Americans flee Spain as country declares state of emergency
From CNN's Laura Perez Maestro in Madrid
US citizens are waving goodbye to Spain as the country declared a state of emergency and President Trump sharply restricted travel to the United States from more than two dozen European countries.
After three days of quarantine measures, Madrid's public transport was deserted, main roads were traffic-free and department stores in the city center were almost empty.
Schools, libraries and theaters were closed, with even outdoor playgrounds sealed off.
Sarah Nagy and Graham Owen, from Montana, told CNN they were "thinking of leaving while we still can."
“Our parents back home think it will be the same there soon, they would like us around,” they added.

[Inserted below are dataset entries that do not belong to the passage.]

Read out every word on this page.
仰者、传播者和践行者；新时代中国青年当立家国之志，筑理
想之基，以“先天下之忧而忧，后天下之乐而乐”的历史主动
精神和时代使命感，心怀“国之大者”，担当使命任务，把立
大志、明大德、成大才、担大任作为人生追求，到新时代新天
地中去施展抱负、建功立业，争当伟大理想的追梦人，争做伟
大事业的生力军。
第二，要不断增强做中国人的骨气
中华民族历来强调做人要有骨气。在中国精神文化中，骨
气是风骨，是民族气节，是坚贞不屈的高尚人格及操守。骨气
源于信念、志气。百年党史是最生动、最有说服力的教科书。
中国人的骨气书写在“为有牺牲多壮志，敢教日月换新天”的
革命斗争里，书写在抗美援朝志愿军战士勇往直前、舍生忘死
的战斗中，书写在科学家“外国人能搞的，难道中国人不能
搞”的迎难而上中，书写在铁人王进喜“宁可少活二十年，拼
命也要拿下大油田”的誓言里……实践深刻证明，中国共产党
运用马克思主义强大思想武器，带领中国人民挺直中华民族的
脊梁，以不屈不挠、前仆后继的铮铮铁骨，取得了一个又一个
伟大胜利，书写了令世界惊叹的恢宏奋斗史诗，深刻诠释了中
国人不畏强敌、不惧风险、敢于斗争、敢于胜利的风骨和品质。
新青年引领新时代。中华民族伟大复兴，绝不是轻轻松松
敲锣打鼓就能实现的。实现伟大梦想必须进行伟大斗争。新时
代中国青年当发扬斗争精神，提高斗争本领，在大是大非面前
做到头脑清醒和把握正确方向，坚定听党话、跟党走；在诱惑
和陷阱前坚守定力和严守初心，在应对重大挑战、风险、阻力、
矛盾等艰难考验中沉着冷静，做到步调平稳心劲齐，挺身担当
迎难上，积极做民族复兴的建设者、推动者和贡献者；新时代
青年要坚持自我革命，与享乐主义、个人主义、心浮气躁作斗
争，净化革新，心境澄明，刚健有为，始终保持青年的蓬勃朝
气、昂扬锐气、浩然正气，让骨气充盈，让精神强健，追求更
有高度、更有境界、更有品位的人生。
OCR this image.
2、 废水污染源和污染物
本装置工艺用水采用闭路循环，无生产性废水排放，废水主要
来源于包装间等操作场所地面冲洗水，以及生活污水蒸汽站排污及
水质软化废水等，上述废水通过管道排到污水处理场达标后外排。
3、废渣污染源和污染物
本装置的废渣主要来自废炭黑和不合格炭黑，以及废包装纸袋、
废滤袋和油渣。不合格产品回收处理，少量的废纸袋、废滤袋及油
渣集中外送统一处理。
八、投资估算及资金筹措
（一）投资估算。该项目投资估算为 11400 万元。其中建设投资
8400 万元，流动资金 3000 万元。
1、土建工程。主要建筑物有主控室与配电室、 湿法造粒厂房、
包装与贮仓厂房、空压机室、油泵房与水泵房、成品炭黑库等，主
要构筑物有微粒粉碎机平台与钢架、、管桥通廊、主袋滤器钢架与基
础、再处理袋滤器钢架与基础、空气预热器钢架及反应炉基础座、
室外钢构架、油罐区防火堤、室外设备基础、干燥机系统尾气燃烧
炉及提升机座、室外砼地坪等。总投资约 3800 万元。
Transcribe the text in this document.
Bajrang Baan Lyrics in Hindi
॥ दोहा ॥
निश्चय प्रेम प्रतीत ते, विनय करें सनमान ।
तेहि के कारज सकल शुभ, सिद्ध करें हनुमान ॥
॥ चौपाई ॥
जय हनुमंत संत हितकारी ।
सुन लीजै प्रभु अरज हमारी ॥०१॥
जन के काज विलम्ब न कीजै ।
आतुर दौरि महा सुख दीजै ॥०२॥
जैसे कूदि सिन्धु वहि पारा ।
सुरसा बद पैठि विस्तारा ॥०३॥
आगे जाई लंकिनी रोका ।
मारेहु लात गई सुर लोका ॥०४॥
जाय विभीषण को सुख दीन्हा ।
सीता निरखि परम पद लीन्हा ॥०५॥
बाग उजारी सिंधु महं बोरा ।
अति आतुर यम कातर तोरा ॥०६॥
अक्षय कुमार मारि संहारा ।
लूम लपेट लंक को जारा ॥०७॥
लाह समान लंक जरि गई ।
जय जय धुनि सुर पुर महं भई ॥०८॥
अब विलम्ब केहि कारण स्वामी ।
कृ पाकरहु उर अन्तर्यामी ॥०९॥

Courtney Seeley, a 21-year-old student from Boston, Massachusetts, who had been doing an internship in Madrid, told CNN at the airport: “I was calm until the school told us we had to go home, they even bought the flights for us, they were very expensive.
"My parents are very worried, I hope to be able to come back soon and finish my internship."

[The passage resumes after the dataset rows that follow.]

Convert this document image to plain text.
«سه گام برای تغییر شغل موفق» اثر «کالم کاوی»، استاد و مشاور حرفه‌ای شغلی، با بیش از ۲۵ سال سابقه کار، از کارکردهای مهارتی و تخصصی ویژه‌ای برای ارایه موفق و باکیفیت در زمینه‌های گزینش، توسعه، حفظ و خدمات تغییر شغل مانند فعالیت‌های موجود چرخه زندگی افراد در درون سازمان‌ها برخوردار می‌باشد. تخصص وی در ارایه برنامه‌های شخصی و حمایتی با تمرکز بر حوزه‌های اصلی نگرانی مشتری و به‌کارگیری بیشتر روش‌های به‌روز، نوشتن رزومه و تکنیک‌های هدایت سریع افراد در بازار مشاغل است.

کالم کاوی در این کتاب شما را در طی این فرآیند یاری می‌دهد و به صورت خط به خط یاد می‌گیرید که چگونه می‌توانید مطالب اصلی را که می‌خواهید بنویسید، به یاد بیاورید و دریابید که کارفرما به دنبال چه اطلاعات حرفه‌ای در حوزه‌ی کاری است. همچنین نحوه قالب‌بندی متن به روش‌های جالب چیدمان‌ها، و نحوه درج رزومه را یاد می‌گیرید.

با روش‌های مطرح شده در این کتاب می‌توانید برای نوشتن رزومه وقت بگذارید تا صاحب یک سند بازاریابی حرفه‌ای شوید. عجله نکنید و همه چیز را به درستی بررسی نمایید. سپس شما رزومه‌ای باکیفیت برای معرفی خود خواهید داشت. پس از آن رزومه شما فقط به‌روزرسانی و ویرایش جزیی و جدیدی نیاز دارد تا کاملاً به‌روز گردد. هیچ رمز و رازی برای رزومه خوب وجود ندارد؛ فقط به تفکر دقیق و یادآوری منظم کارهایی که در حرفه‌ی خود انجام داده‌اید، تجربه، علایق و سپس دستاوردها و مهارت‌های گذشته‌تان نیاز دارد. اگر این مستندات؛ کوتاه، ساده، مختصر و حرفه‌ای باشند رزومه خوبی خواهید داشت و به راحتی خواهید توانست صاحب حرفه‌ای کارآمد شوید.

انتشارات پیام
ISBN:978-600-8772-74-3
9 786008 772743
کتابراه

James Donoghue, 21, was studying in London and in Madrid visiting Seeley. “My school wrote to me saying we had to go back home and leave Europe so here we are trying to leave Spain," he said.
David and Lucenda Presnall, both 71, told CNN their son had helped them change their tickets before the ban was announced, but they had heard others spending $1,400 to get out before Friday's deadline.

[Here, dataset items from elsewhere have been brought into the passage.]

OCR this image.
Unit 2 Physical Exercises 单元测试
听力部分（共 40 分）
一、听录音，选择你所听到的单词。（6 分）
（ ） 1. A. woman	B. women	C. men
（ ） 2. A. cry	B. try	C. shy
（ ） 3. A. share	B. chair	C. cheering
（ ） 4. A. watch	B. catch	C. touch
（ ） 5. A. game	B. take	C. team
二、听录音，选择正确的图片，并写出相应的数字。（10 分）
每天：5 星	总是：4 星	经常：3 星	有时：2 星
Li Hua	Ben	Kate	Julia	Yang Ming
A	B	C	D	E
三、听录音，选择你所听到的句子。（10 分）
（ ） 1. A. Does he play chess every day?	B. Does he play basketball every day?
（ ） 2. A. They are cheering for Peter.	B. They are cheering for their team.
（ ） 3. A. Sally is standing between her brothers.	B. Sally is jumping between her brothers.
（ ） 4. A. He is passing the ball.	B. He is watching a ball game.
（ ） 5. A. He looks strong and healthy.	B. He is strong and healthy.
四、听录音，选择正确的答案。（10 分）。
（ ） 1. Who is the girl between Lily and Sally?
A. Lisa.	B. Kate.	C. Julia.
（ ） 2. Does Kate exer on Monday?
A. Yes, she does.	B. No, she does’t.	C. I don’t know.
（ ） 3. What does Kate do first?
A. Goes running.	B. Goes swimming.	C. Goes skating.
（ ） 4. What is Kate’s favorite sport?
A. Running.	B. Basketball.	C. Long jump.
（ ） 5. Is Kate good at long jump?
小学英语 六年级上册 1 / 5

“We had a whole month planned in Spain, we had nine wonderful days," said Lucenda, from St. Louis, Missouri. "Then we saw what is happening to Italy and thought the same would happen here. My son really wanted us to come back.
“In Granada, where we were, people weren’t taking precautions, that worried us."
There have been more than 4,000 cases and 120 deaths in Spain. More than 62 countries have placed restrictions on flights from Spain, and Morocco suspended all air and sea travel to the country.